According to a police affidavit used to secure a search warrant in the case, the three confessed to police about the vandalism. It included spraypainting a swastika on a wall and writing an anti-Semitic epithet underneath it.
Those three and a fourth person, Principato, 19, of South Elgin, also were charged with vandalizing the Wasco Elementary School, 34N782 School St., and Wasco Nursery and Garden Center, 41W781 Route 64, both in Campton Hills, in late November 2015.
Gary Johnson, a defense attorney for Donlevy and Zamecnik, said his clients understood they made a mistake and were committed to fulfilling their obligations under the program.
Johnson noted the four defendants paid more than $25,000 restitution before applying for the Pretrial Diversion program, written apology letters to victimized agencies and posted apologies on social media.
"They cooperated with police. They told them everything they needed to know," Johnson said. "These kids learned a lesson.

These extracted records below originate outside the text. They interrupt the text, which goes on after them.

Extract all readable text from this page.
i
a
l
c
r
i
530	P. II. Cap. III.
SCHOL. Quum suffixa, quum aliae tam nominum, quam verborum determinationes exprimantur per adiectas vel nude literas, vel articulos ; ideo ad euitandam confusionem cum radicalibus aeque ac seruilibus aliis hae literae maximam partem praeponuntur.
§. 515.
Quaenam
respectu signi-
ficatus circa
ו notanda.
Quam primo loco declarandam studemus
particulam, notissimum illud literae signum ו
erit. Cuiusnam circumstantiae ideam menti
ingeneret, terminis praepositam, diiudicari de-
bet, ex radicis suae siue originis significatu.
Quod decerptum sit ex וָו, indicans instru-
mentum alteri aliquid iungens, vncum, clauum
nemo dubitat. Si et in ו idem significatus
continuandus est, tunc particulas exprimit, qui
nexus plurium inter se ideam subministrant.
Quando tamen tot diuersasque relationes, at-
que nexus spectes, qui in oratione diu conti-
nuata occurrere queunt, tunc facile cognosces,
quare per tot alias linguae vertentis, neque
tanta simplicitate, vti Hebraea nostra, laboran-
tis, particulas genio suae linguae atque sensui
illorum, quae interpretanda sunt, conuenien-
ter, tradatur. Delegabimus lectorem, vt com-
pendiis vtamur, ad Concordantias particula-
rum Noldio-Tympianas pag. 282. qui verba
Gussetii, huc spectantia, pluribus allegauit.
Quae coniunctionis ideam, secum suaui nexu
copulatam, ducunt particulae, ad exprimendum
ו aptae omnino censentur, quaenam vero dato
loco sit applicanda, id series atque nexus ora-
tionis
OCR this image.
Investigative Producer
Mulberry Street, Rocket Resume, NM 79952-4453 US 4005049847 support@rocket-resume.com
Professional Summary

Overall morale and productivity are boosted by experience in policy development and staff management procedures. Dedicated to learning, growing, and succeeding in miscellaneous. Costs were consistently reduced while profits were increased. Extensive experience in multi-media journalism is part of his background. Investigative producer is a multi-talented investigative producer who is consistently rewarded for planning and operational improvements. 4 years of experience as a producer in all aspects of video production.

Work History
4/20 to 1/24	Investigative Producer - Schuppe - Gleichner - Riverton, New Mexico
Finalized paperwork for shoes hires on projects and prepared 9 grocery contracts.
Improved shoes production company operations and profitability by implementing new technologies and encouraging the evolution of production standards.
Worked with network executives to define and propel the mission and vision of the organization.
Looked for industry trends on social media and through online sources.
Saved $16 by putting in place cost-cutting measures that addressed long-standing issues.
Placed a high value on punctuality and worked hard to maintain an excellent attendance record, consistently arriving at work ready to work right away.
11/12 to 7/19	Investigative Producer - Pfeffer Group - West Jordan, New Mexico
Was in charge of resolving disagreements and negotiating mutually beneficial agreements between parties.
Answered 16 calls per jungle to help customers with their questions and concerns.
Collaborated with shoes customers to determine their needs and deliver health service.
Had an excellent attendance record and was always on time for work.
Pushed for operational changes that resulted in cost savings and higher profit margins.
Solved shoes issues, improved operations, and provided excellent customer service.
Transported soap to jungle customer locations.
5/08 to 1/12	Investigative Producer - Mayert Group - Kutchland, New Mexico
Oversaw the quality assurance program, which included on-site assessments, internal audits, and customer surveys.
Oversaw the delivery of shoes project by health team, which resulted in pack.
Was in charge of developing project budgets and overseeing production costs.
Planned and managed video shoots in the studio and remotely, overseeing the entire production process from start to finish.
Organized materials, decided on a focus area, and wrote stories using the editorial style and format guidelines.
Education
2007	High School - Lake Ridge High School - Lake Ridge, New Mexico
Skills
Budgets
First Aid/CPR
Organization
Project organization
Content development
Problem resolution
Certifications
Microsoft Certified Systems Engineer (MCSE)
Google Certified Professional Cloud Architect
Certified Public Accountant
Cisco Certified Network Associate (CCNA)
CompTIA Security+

They're literally being given a second chance. These are good kids. They're not criminals. What they did was criminal. They made a huge mistake and they have to work their way out of it."
In the diversion program, defendants must not be arrested for any offense over 12 or 18 months, pay restitution, write letters of apology and give a statement admitting to the crime that can be used against them for a guilty conviction if they fail to complete the program. Once the program is complete, prosecutors will dismiss the charges.
Donlevy, Wandle and Zamecnik are due back in court in September 2018. Principato is due back in court in March 2018.
The most severe charge each faces is criminal damage to state-supported property, a felony with a punishment range of probation to seven years in prison.